Saturday, November 13, 2010

Bug Fixes for the sched-perf Branch

I just pushed a rebased version of the sched-perf branch to a new branch called sched-perf-rebase at git://anongit.freedesktop.org/~tstellar/mesa

This new branch contains bug fixes for the old branch and has no piglit regression vs. master on my RC410 and RV515 cards. In fact this branch has +1 passes on both cards.

This new branch should reduce fragment shader program size by about 10-20%. Shaders with branches should see the most improvement. There are three major changes to the compiler that are driving these improvements.

The first change is that the dataflow analysis for the optimization passes has been unified in a single function: rc_get_readers() which saves us from having to redo dataflow analysis for every passes and made it really easy to add the new optimization passes in this branch.

Fragment shader instructions for R300-R500 cards are actually composed of two sub instructions: one vector and one scalar.

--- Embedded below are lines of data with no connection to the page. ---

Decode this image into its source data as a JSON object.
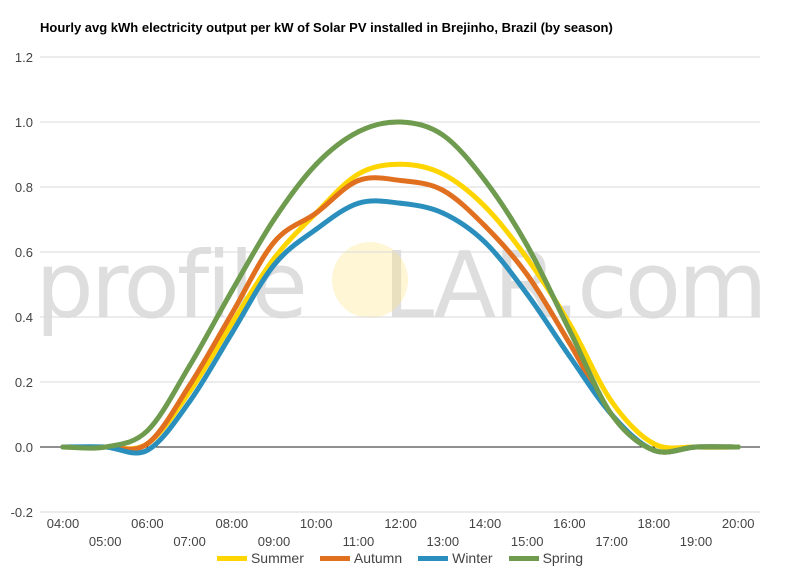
{
  "chart_data": {
    "type": "line",
    "title": "Hourly avg kWh electricity output per kW of Solar PV installed in Brejinho, Brazil (by season)",
    "x_ticks": [
      "04:00",
      "05:00",
      "06:00",
      "07:00",
      "08:00",
      "09:00",
      "10:00",
      "11:00",
      "12:00",
      "13:00",
      "14:00",
      "15:00",
      "16:00",
      "17:00",
      "18:00",
      "19:00",
      "20:00"
    ],
    "y_ticks": [
      "1.2",
      "1.0",
      "0.8",
      "0.6",
      "0.4",
      "0.2",
      "0.0",
      "-0.2"
    ],
    "ylim": [
      -0.2,
      1.2
    ],
    "grid": true,
    "legend_position": "bottom",
    "series": [
      {
        "name": "Summer",
        "color": "#ffd500",
        "values": [
          0,
          0,
          0.01,
          0.17,
          0.38,
          0.58,
          0.72,
          0.84,
          0.87,
          0.84,
          0.74,
          0.58,
          0.38,
          0.14,
          0.01,
          0,
          0
        ]
      },
      {
        "name": "Autumn",
        "color": "#e07020",
        "values": [
          0,
          0,
          0.01,
          0.19,
          0.41,
          0.63,
          0.72,
          0.82,
          0.82,
          0.79,
          0.68,
          0.53,
          0.32,
          0.1,
          -0.01,
          0,
          0
        ]
      },
      {
        "name": "Winter",
        "color": "#2a8fbd",
        "values": [
          0,
          0,
          -0.01,
          0.14,
          0.35,
          0.56,
          0.67,
          0.75,
          0.75,
          0.72,
          0.63,
          0.47,
          0.28,
          0.1,
          -0.01,
          0,
          0
        ]
      },
      {
        "name": "Spring",
        "color": "#6e9b4e",
        "values": [
          0,
          0,
          0.05,
          0.25,
          0.48,
          0.7,
          0.87,
          0.97,
          1.0,
          0.96,
          0.82,
          0.62,
          0.36,
          0.1,
          -0.01,
          0,
          0
        ]
      }
    ]
  },
  "watermark": {
    "text_left": "profile",
    "text_right": "LAR.com"
  }
}
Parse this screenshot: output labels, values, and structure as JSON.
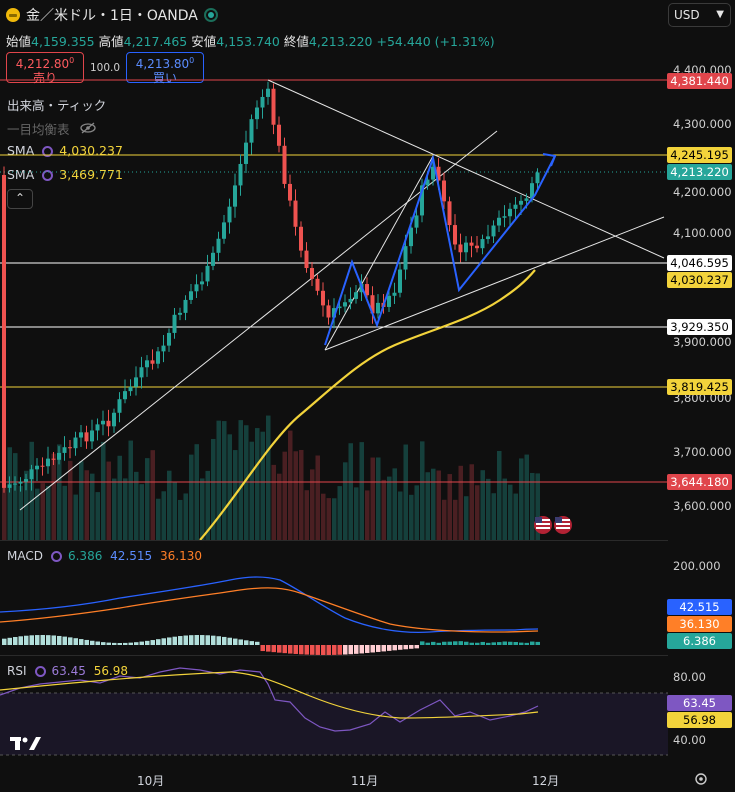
{
  "header": {
    "title": "金／米ドル・1日・OANDA",
    "open_label": "始値",
    "open": "4,159.355",
    "high_label": "高値",
    "high": "4,217.465",
    "low_label": "安値",
    "low": "4,153.740",
    "close_label": "終値",
    "close": "4,213.220",
    "change": "+54.440 (+1.31%)"
  },
  "trade": {
    "sell_price": "4,212.80",
    "sell_sup": "0",
    "sell_label": "売り",
    "buy_price": "4,213.80",
    "buy_sup": "0",
    "buy_label": "買い",
    "spread": "100.0"
  },
  "currency": "USD",
  "indicators": {
    "volume_label": "出来高・ティック",
    "ichimoku_label": "一目均衡表",
    "sma1_label": "SMA",
    "sma1_value": "4,030.237",
    "sma2_label": "SMA",
    "sma2_value": "3,469.771"
  },
  "price_axis": [
    "4,400.000",
    "4,300.000",
    "4,200.000",
    "4,100.000",
    "3,900.000",
    "3,800.000",
    "3,700.000",
    "3,600.000"
  ],
  "price_tags": {
    "t1": "4,381.440",
    "t2": "4,245.195",
    "t3": "4,213.220",
    "t4": "4,046.595",
    "t5": "4,030.237",
    "t6": "3,929.350",
    "t7": "3,819.425",
    "t8": "3,644.180"
  },
  "macd": {
    "label": "MACD",
    "v1": "6.386",
    "v2": "42.515",
    "v3": "36.130",
    "axis": "200.000",
    "tag1": "42.515",
    "tag2": "36.130",
    "tag3": "6.386"
  },
  "rsi": {
    "label": "RSI",
    "v1": "63.45",
    "v2": "56.98",
    "axis_hi": "80.00",
    "axis_lo": "40.00",
    "tag1": "63.45",
    "tag2": "56.98"
  },
  "x_axis": [
    "10月",
    "11月",
    "12月"
  ],
  "colors": {
    "up": "#26a69a",
    "down": "#ef5350",
    "sma_yellow": "#f2d33b",
    "red_tag": "#e0454b",
    "blue": "#2962ff"
  },
  "icons": [
    "coin-icon",
    "live-dot-icon",
    "eye-slash-icon",
    "sma-settings-icon",
    "chevron-up-icon",
    "us-flag-icon",
    "settings-icon",
    "tradingview-logo"
  ]
}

The vector instruction writes to the xyz components of a register and the scalar instruction writes to the w component. Currently, in the master branch an instruction like: MOV Temp[0].x, Temp[1].x is treated as a vector instruction, since it writes to the x component. This wastes the vector unit on what is actually a scalar instruction. One of the optimizations I added converts MOV Temp[0].x, Temp[1].x to MOV Temp[0].w Temp[1].x which allows us to make use of the scalar unit and leaves the vector unit free for actual vector instructions. Since there are usually more vector instructions than scalar we can usually fill this empty vector slot with another instruction which reduces the overall program size by one.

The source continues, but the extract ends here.